Tentang Pelatihan Tiga. Ini adalah pelatihan etis, mental, dan pengembangan kebijaksanaan melalui Jalan Berunsur Delapan atau Jalan pengembangan diri yang mengarah pada keadaan pencerahan. Tujuan dari setiap calon Buddhis adalah nirwana atau pengalaman pembebasan tertinggi dan yang membawa kebahagiaan tertinggi. Jalan Mulia Berunsur Delapan ini dilalui dengan mengamati dan mempraktikkan inisiatif-inisiatif berikut:
1) pemahaman yang benar tentang keberadaan fenomenal: Â segala sesuatu tunduk pada penyakit, usia tua dan kematian dan, oleh karena itu, untuk kefanaan. Setiap fenomena bersifat impersonal.
2) berpikir benar: Â mencapai pikiran yang bersih dengan meninggalkan yang gila dan sesat.
3) kata yang benar: Â hindari fitnah, fitnah, omong kosong atau sedikit penghargaan, kebohongan dan pencemaran nama baik, menggunakan kata-kata yang tulus, mulia, baik dan adil.
4) perbuatan benar, yang meliputi lima sila: tidak menyakiti atau membunuh, tidak mencuri, menghindari hawa nafsu atau pesta pora, tidak berbohong, dan tidak menggunakan obat-obatan atau minuman beracun.

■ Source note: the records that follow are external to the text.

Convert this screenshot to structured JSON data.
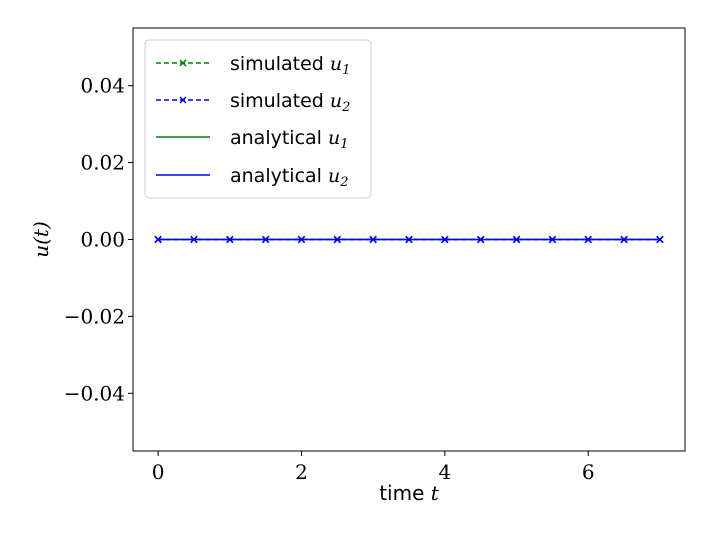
{
  "chart_data": {
    "type": "line",
    "xlabel": "time",
    "xlabel_var": "t",
    "ylabel": "u(t)",
    "xlim": [
      -0.35,
      7.35
    ],
    "ylim": [
      -0.055,
      0.055
    ],
    "xticks": [
      0,
      2,
      4,
      6
    ],
    "xtick_labels": [
      "0",
      "2",
      "4",
      "6"
    ],
    "yticks": [
      0.04,
      0.02,
      0.0,
      -0.02,
      -0.04
    ],
    "ytick_labels": [
      "0.04",
      "0.02",
      "0.00",
      "−0.02",
      "−0.04"
    ],
    "grid": false,
    "legend_position": "top-left",
    "x": [
      0,
      0.5,
      1,
      1.5,
      2,
      2.5,
      3,
      3.5,
      4,
      4.5,
      5,
      5.5,
      6,
      6.5,
      7
    ],
    "series": [
      {
        "name": "simulated u₁",
        "label_text": "simulated",
        "var": "u",
        "sub": "1",
        "color": "#008000",
        "style": "dashed",
        "marker": "x",
        "values": [
          0,
          0,
          0,
          0,
          0,
          0,
          0,
          0,
          0,
          0,
          0,
          0,
          0,
          0,
          0
        ]
      },
      {
        "name": "simulated u₂",
        "label_text": "simulated",
        "var": "u",
        "sub": "2",
        "color": "#0000ff",
        "style": "dashed",
        "marker": "x",
        "values": [
          0,
          0,
          0,
          0,
          0,
          0,
          0,
          0,
          0,
          0,
          0,
          0,
          0,
          0,
          0
        ]
      },
      {
        "name": "analytical u₁",
        "label_text": "analytical",
        "var": "u",
        "sub": "1",
        "color": "#008000",
        "style": "solid",
        "marker": "none",
        "values": [
          0,
          0,
          0,
          0,
          0,
          0,
          0,
          0,
          0,
          0,
          0,
          0,
          0,
          0,
          0
        ]
      },
      {
        "name": "analytical u₂",
        "label_text": "analytical",
        "var": "u",
        "sub": "2",
        "color": "#0000ff",
        "style": "solid",
        "marker": "none",
        "values": [
          0,
          0,
          0,
          0,
          0,
          0,
          0,
          0,
          0,
          0,
          0,
          0,
          0,
          0,
          0
        ]
      }
    ]
  }
}
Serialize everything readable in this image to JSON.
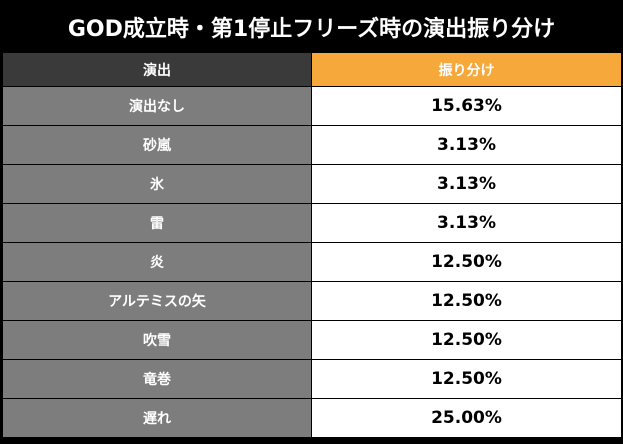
{
  "title": "GOD成立時・第1停止フリーズ時の演出振り分け",
  "table": {
    "headers": [
      "演出",
      "振り分け"
    ],
    "rows": [
      {
        "label": "演出なし",
        "value": "15.63%"
      },
      {
        "label": "砂嵐",
        "value": "3.13%"
      },
      {
        "label": "氷",
        "value": "3.13%"
      },
      {
        "label": "雷",
        "value": "3.13%"
      },
      {
        "label": "炎",
        "value": "12.50%"
      },
      {
        "label": "アルテミスの矢",
        "value": "12.50%"
      },
      {
        "label": "吹雪",
        "value": "12.50%"
      },
      {
        "label": "竜巻",
        "value": "12.50%"
      },
      {
        "label": "遅れ",
        "value": "25.00%"
      }
    ]
  },
  "colors": {
    "title_bg": "#000000",
    "header_left_bg": "#3a3a3a",
    "header_right_bg": "#f7a83a",
    "label_cell_bg": "#7d7d7d",
    "value_cell_bg": "#ffffff"
  }
}
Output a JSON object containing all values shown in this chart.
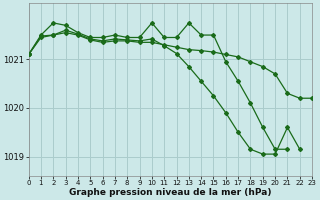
{
  "title": "Graphe pression niveau de la mer (hPa)",
  "background_color": "#cce8e8",
  "grid_color": "#aacccc",
  "line_color": "#1a6b1a",
  "xlim": [
    0,
    23
  ],
  "ylim": [
    1018.6,
    1022.15
  ],
  "yticks": [
    1019,
    1020,
    1021
  ],
  "xticks": [
    0,
    1,
    2,
    3,
    4,
    5,
    6,
    7,
    8,
    9,
    10,
    11,
    12,
    13,
    14,
    15,
    16,
    17,
    18,
    19,
    20,
    21,
    22,
    23
  ],
  "s1_x": [
    0,
    1,
    2,
    3,
    4,
    5,
    6,
    7,
    8,
    9,
    10,
    11,
    12,
    13,
    14,
    15,
    16,
    17,
    18,
    19,
    20,
    21
  ],
  "s1_y": [
    1021.1,
    1021.5,
    1021.75,
    1021.7,
    1021.55,
    1021.45,
    1021.45,
    1021.5,
    1021.45,
    1021.45,
    1021.75,
    1021.45,
    1021.45,
    1021.75,
    1021.5,
    1021.5,
    1020.95,
    1020.55,
    1020.1,
    1019.6,
    1019.15,
    1019.15
  ],
  "s2_x": [
    0,
    1,
    2,
    3,
    4,
    5,
    6,
    7,
    8,
    9,
    10,
    11,
    12,
    13,
    14,
    15,
    16,
    17,
    18,
    19,
    20,
    21,
    22,
    23
  ],
  "s2_y": [
    1021.1,
    1021.45,
    1021.5,
    1021.55,
    1021.5,
    1021.4,
    1021.35,
    1021.38,
    1021.38,
    1021.35,
    1021.35,
    1021.3,
    1021.25,
    1021.2,
    1021.18,
    1021.15,
    1021.1,
    1021.05,
    1020.95,
    1020.85,
    1020.7,
    1020.3,
    1020.2,
    1020.2
  ],
  "s3_x": [
    0,
    1,
    2,
    3,
    4,
    5,
    6,
    7,
    8,
    9,
    10,
    11,
    12,
    13,
    14,
    15,
    16,
    17,
    18,
    19,
    20,
    21,
    22
  ],
  "s3_y": [
    1021.1,
    1021.48,
    1021.5,
    1021.6,
    1021.52,
    1021.42,
    1021.38,
    1021.42,
    1021.4,
    1021.38,
    1021.42,
    1021.28,
    1021.12,
    1020.85,
    1020.55,
    1020.25,
    1019.9,
    1019.5,
    1019.15,
    1019.05,
    1019.05,
    1019.6,
    1019.15
  ]
}
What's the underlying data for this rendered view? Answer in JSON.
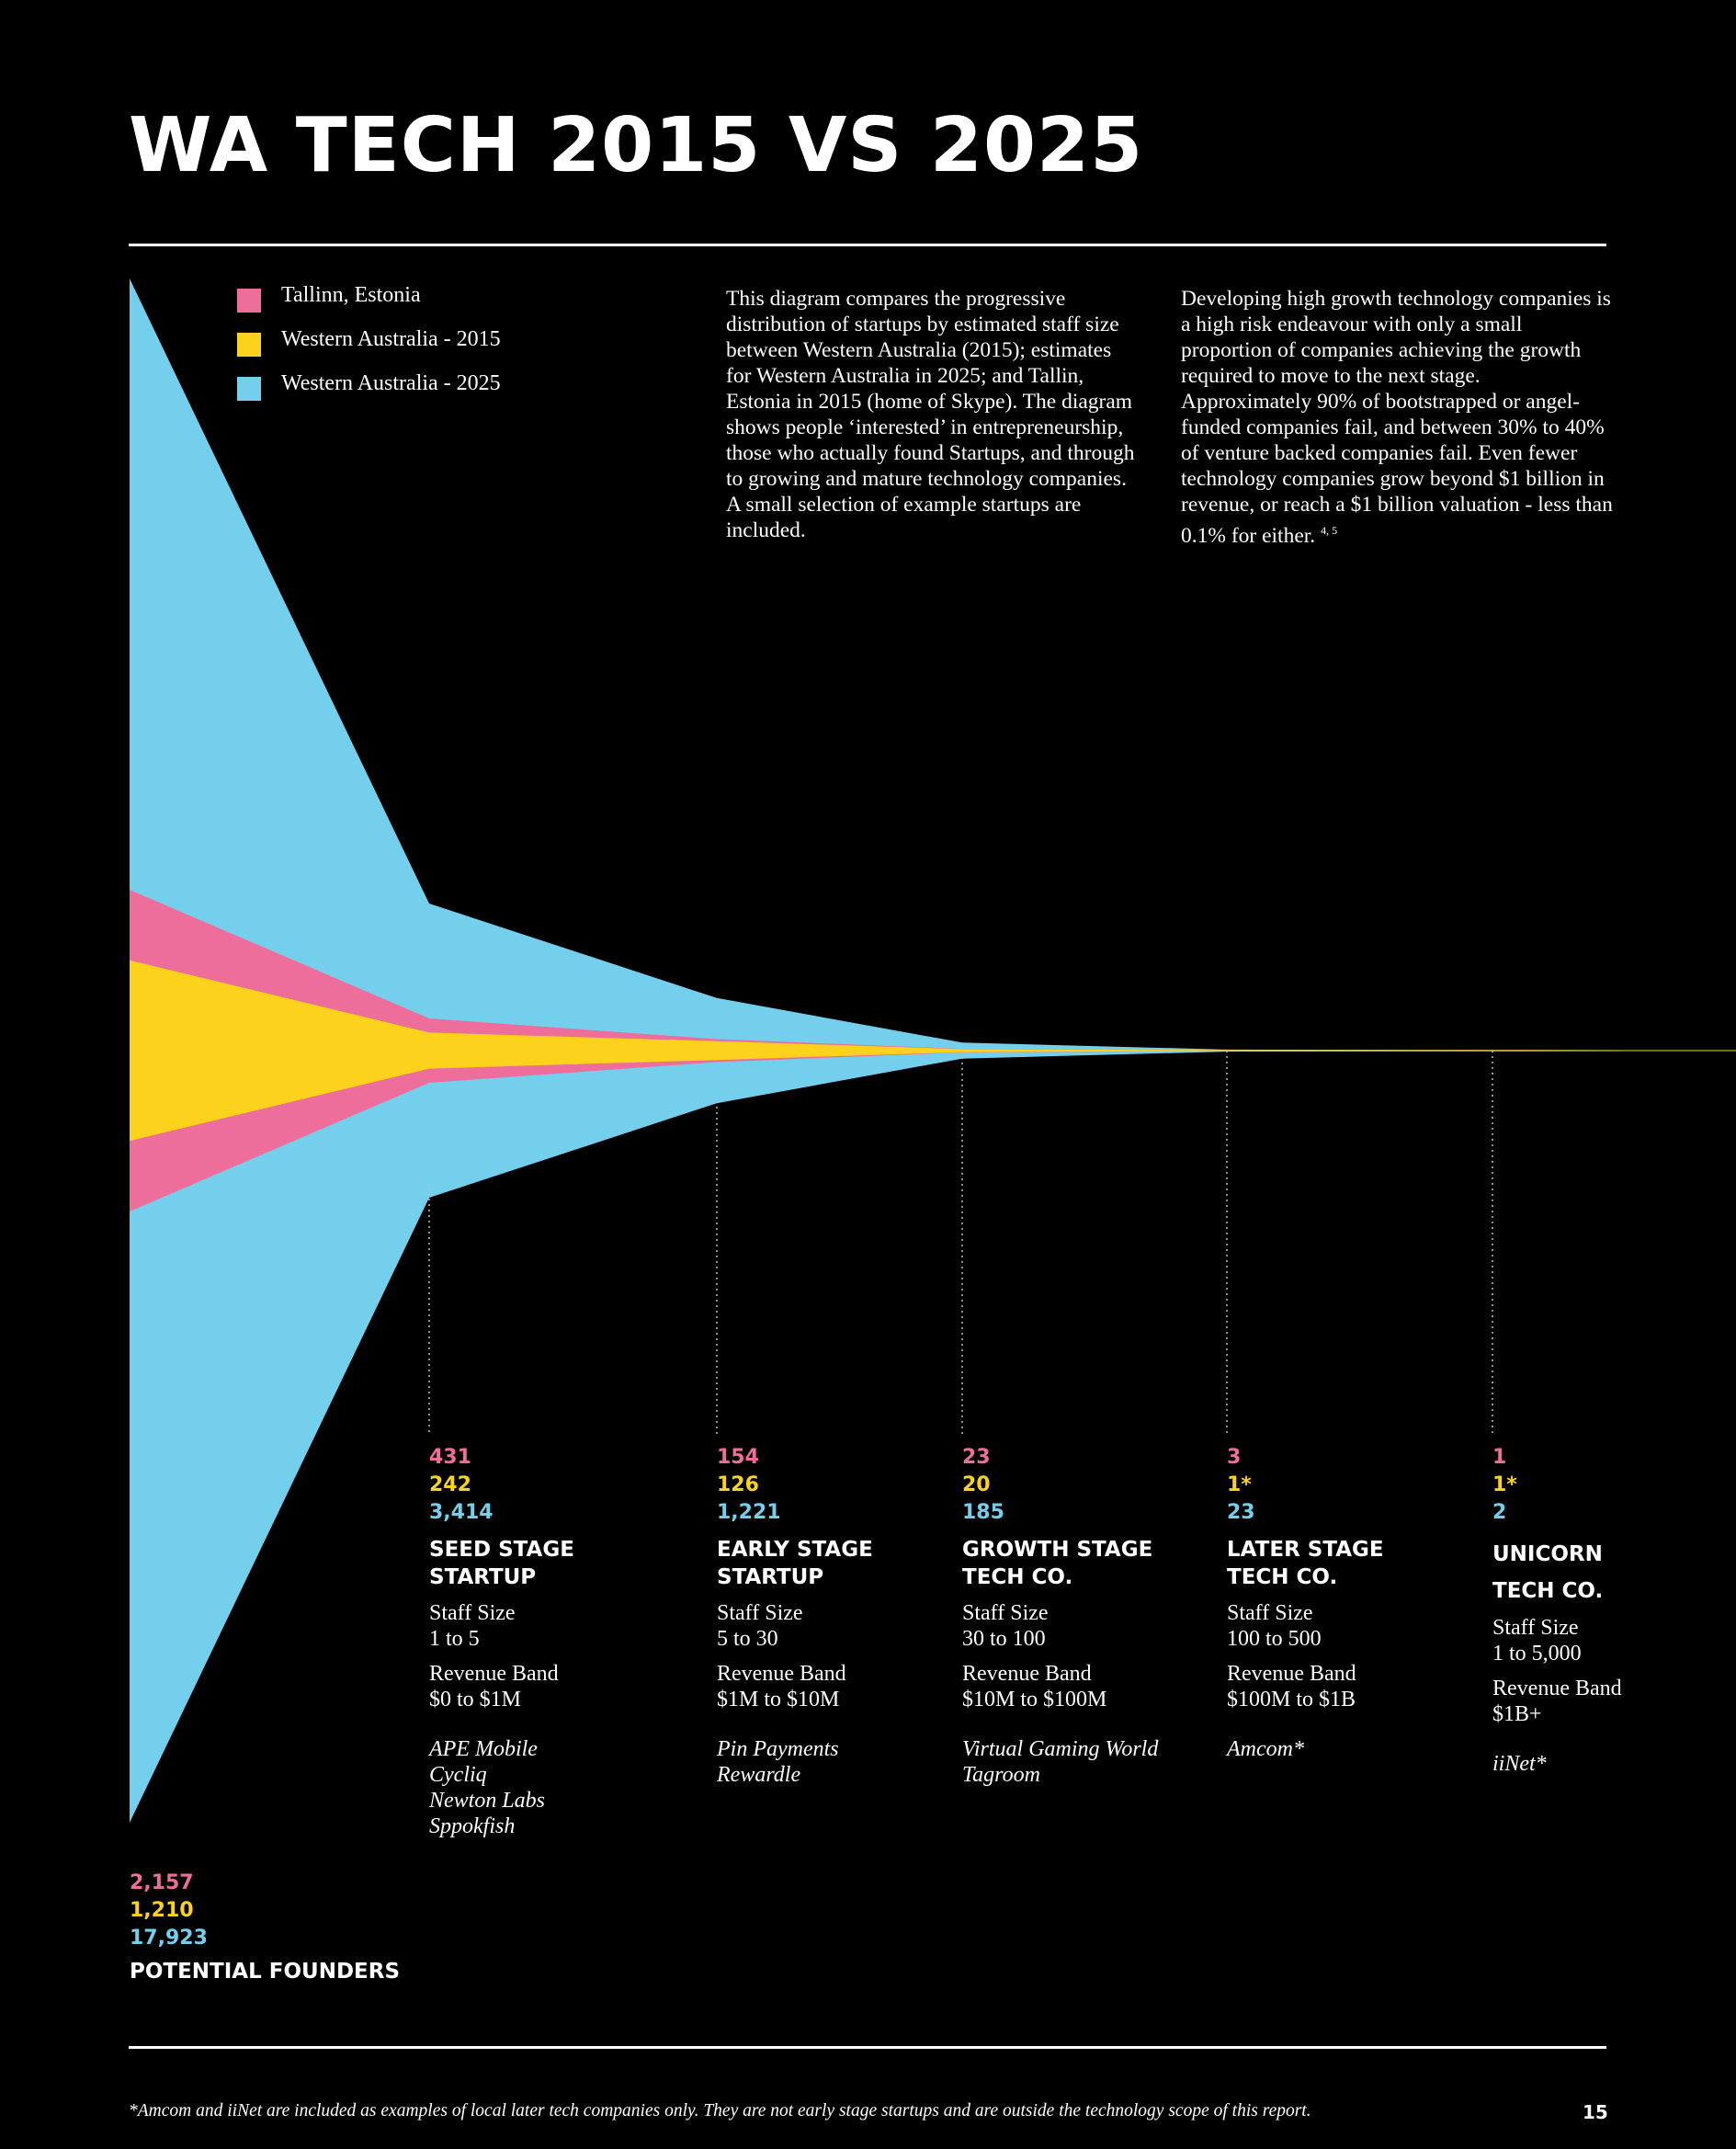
{
  "title": "WA TECH 2015 VS 2025",
  "legend": [
    {
      "label": "Tallinn, Estonia",
      "color": "#ee6e9b"
    },
    {
      "label": "Western Australia - 2015",
      "color": "#fdd21c"
    },
    {
      "label": "Western Australia - 2025",
      "color": "#74cfec"
    }
  ],
  "intro": {
    "col1": "This diagram compares the progressive distribution of startups by estimated staff size between Western Australia (2015); estimates for Western Australia in 2025; and Tallin, Estonia in 2015 (home of Skype). The diagram shows people ‘interested’ in entrepreneurship, those who actually found Startups, and through to growing and mature technology companies. A small selection of example startups are included.",
    "col2": "Developing high growth technology companies is a high risk endeavour with only a small proportion of companies achieving the growth required to move to the next stage. Approximately 90% of bootstrapped or angel-funded companies fail, and between 30% to 40% of venture backed companies fail. Even fewer technology companies grow beyond $1 billion in revenue, or reach a $1 billion valuation - less than 0.1% for either.",
    "col2_ref": "4, 5"
  },
  "stages": [
    {
      "title_lines": [
        "POTENTIAL FOUNDERS"
      ],
      "tallinn": "2,157",
      "wa2015": "1,210",
      "wa2025": "17,923"
    },
    {
      "title_lines": [
        "SEED STAGE",
        "STARTUP"
      ],
      "tallinn": "431",
      "wa2015": "242",
      "wa2025": "3,414",
      "staff_label": "Staff Size",
      "staff": "1 to 5",
      "revenue_label": "Revenue Band",
      "revenue": "$0 to $1M",
      "examples": [
        "APE Mobile",
        "Cycliq",
        "Newton Labs",
        "Sppokfish"
      ]
    },
    {
      "title_lines": [
        "EARLY STAGE",
        "STARTUP"
      ],
      "tallinn": "154",
      "wa2015": "126",
      "wa2025": "1,221",
      "staff_label": "Staff Size",
      "staff": "5 to 30",
      "revenue_label": "Revenue Band",
      "revenue": "$1M to $10M",
      "examples": [
        "Pin Payments",
        "Rewardle"
      ]
    },
    {
      "title_lines": [
        "GROWTH STAGE",
        "TECH CO."
      ],
      "tallinn": "23",
      "wa2015": "20",
      "wa2025": "185",
      "staff_label": "Staff Size",
      "staff": "30 to 100",
      "revenue_label": "Revenue Band",
      "revenue": "$10M to $100M",
      "examples": [
        "Virtual Gaming World",
        "Tagroom"
      ]
    },
    {
      "title_lines": [
        "LATER STAGE",
        "TECH CO."
      ],
      "tallinn": "3",
      "wa2015": "1*",
      "wa2025": "23",
      "staff_label": "Staff Size",
      "staff": "100 to 500",
      "revenue_label": "Revenue Band",
      "revenue": "$100M to $1B",
      "examples": [
        "Amcom*"
      ]
    },
    {
      "title_lines": [
        "UNICORN",
        "TECH CO."
      ],
      "tallinn": "1",
      "wa2015": "1*",
      "wa2025": "2",
      "staff_label": "Staff Size",
      "staff": "1 to 5,000",
      "revenue_label": "Revenue Band",
      "revenue": "$1B+",
      "examples": [
        "iiNet*"
      ]
    }
  ],
  "chart_data": {
    "type": "area",
    "categories": [
      "POTENTIAL FOUNDERS",
      "SEED STAGE STARTUP",
      "EARLY STAGE STARTUP",
      "GROWTH STAGE TECH CO.",
      "LATER STAGE TECH CO.",
      "UNICORN TECH CO."
    ],
    "series": [
      {
        "name": "Tallinn, Estonia",
        "values": [
          2157,
          431,
          154,
          23,
          3,
          1
        ],
        "color": "#ee6e9b"
      },
      {
        "name": "Western Australia - 2015",
        "values": [
          1210,
          242,
          126,
          20,
          1,
          1
        ],
        "color": "#fdd21c"
      },
      {
        "name": "Western Australia - 2025",
        "values": [
          17923,
          3414,
          1221,
          185,
          23,
          2
        ],
        "color": "#74cfec"
      }
    ]
  },
  "footnote": "*Amcom and iiNet are included as examples of local later tech companies only. They are not early stage startups and are outside the technology scope of this report.",
  "page_number": "15"
}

5) cara hidup yang benar: kita harus menghindari tindakan berbahaya seperti perdagangan senjata, manusia, perdagangan organ, penjualan minuman beralkohol, zat beracun. Ia  mempertimbangkan profesi yang salah seperti tentara, nelayan, pemburu dan segala sesuatu yang mengancam kehidupan, serta riba dan pengayaan yang tidak adil.
6) usaha yang benar: cobalah untuk menghindari pikiran yang merusak dan membangkitkan keadaan mental dan pikiran yang positif dan sehat.
7) perhatian mental yang benar: kembangkan perhatian mental dan perhatikan pikiran, perkataan dan tindakan, jalani setiap momen dengan intens. Perhatian terus-menerus adalah faktor pembebasan yang sangat penting karena mengarah pada pemahaman yang jelas dan analisis yang mendalam.
8) konsentrasi yang benar: seseorang harus belajar mengarahkan pikiran dan memusatkannya melalui latihan meditasi sampai mencapai tingkat penyerapan mental yang tinggi, yang mengarah pada pengetahuan intuitif.